A state’s technocratic apparatus is a formidable machine, as history has repeatedly proven, that can trump (pun intended) even the 1% when properly managed.

Regarding climate change international negotiations what is the absolute worst that could happen under Tillerson’s watch? The Paris agreement, which is based on the voluntary ‘Nationally Determined Contributions’, is already an ineffective mess; precisely reinforcing the point made in this article that one of the keys to policy implementation success lies in the daily ‘devil is in the details’ work of technocrats that can undo even the noblest of political intentions. Technocrats, indeed, can subvert almost any initiative; unless it’s in their best interest. As the behind-the-scenes negotiator he is, Tillerson may find it interesting to throw a bone to the climate activist movement in order to distract politically powerful environmentalist opposition in the USA and also as a way, perhaps, of making Middle East oil more expensive so as to favour his Russian and Canadian business protégés. This could very well result in some kind of move towards a Federal ‘carbon tax’, a policy that he has publicly advocated for in the past. This, as the leading environmental economist William Nordhaus has shown, would probably make for far more effective climate mitigation policy than all of those depressingly ineffective ‘cap and trade’ based international agreements. What’s more, it wouldn’t cost the fossil fuel industry a single cent since the main expense would fall upon, as is usual, the taxpayer.
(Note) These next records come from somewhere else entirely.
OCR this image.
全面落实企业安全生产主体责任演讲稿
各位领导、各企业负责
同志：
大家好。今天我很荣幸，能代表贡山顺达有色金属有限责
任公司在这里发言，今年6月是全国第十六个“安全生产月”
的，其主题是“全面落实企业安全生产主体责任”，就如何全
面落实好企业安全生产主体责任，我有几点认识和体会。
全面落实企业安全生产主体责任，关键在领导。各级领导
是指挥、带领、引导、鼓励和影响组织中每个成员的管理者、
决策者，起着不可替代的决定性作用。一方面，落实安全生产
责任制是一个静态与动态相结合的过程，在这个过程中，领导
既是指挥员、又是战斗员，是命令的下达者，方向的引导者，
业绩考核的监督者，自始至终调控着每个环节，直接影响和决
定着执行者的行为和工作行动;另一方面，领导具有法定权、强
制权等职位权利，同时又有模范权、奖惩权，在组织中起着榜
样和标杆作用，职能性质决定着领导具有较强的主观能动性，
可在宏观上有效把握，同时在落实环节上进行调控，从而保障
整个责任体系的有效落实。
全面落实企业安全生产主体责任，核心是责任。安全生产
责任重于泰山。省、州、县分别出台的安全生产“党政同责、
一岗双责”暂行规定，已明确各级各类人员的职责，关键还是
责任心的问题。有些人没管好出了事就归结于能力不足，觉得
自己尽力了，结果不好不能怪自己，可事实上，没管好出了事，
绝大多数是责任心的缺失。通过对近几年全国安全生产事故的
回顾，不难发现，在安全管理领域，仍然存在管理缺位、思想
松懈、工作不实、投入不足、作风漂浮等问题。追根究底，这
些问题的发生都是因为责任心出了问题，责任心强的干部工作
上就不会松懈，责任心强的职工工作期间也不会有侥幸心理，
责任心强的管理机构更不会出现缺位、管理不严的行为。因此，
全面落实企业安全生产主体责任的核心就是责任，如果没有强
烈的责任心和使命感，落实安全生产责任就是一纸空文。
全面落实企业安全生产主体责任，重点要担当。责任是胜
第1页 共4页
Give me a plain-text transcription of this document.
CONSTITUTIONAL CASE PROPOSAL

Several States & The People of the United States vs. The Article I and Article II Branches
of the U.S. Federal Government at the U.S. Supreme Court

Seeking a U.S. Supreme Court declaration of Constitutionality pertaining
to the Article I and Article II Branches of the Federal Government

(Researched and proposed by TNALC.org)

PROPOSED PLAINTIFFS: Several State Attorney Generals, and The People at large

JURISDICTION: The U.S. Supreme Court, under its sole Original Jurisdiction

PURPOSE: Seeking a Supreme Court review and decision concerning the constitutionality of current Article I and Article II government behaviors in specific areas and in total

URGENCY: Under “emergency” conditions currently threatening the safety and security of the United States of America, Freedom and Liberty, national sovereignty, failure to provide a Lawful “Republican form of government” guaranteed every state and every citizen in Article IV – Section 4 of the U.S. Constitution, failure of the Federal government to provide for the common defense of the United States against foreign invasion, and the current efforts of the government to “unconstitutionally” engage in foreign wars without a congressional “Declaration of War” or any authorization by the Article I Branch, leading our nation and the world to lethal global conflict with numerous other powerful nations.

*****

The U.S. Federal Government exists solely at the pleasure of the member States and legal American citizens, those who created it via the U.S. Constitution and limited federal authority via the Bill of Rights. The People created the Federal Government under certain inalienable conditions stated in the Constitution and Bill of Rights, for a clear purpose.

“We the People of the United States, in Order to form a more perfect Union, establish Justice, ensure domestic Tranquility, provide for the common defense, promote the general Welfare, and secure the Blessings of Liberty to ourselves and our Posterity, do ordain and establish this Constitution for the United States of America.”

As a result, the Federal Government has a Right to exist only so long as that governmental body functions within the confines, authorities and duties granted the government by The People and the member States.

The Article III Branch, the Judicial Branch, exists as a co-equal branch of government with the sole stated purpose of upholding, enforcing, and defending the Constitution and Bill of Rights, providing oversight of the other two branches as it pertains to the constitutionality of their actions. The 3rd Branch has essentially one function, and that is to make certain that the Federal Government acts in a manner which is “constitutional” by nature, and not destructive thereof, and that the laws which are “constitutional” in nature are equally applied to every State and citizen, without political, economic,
How climate activism can exploit paleoconservatism’s demagogical abstractions

So Donald Trump has already incurred two important initial strategic errors. First, he has unnecessarily angered the ‘managerial class’. Second, he has violated Sun Tzu’s basic strategic design principles: “Let your plans be dark and impenetrable as night, and when you move, fall like a thunderbolt.” A Twitter thunderbolt he is, indeed, but his plans do not seem dark and impenetrable. In fact, they could well end up, like his immigrant ban, mired in endless legal labyrinths that, with some luck, may even outlast his presidency. And so the silver lining for climate activists emerges from the dark horizon. Under Trump, climate denial is finally out of the shadows. Much like vampires they will be destroyed by the light but only if climate activists will find the ideological silver bullet necessary to address the short-term problems of the American working and middle classes that voted Trump into power. American workers cannot wait for the vague, sustainable, over the rainbow paradise that climate activists promise since, as Keynes rightfully pointed out, “in the long term we are all dead”. The Trump presidency should then serve the same purpose as the waking up call service available in his hotels. His political inadequacies should wake up climate activists and provide them with the four-year sounding board needed to articulate a vision of where they want to take us and how. And here’s a start. According to recent Bureau of Labor statistics, renewable energy industries already provide more direct jobs than oil and gas extraction in America. A few windmills placed in the right strategic locations could, then, not only serve the purpose of generating a few kilowatts of clean energy but could also help undermine the arguments of clever climate sceptic paleoconservative demagogues.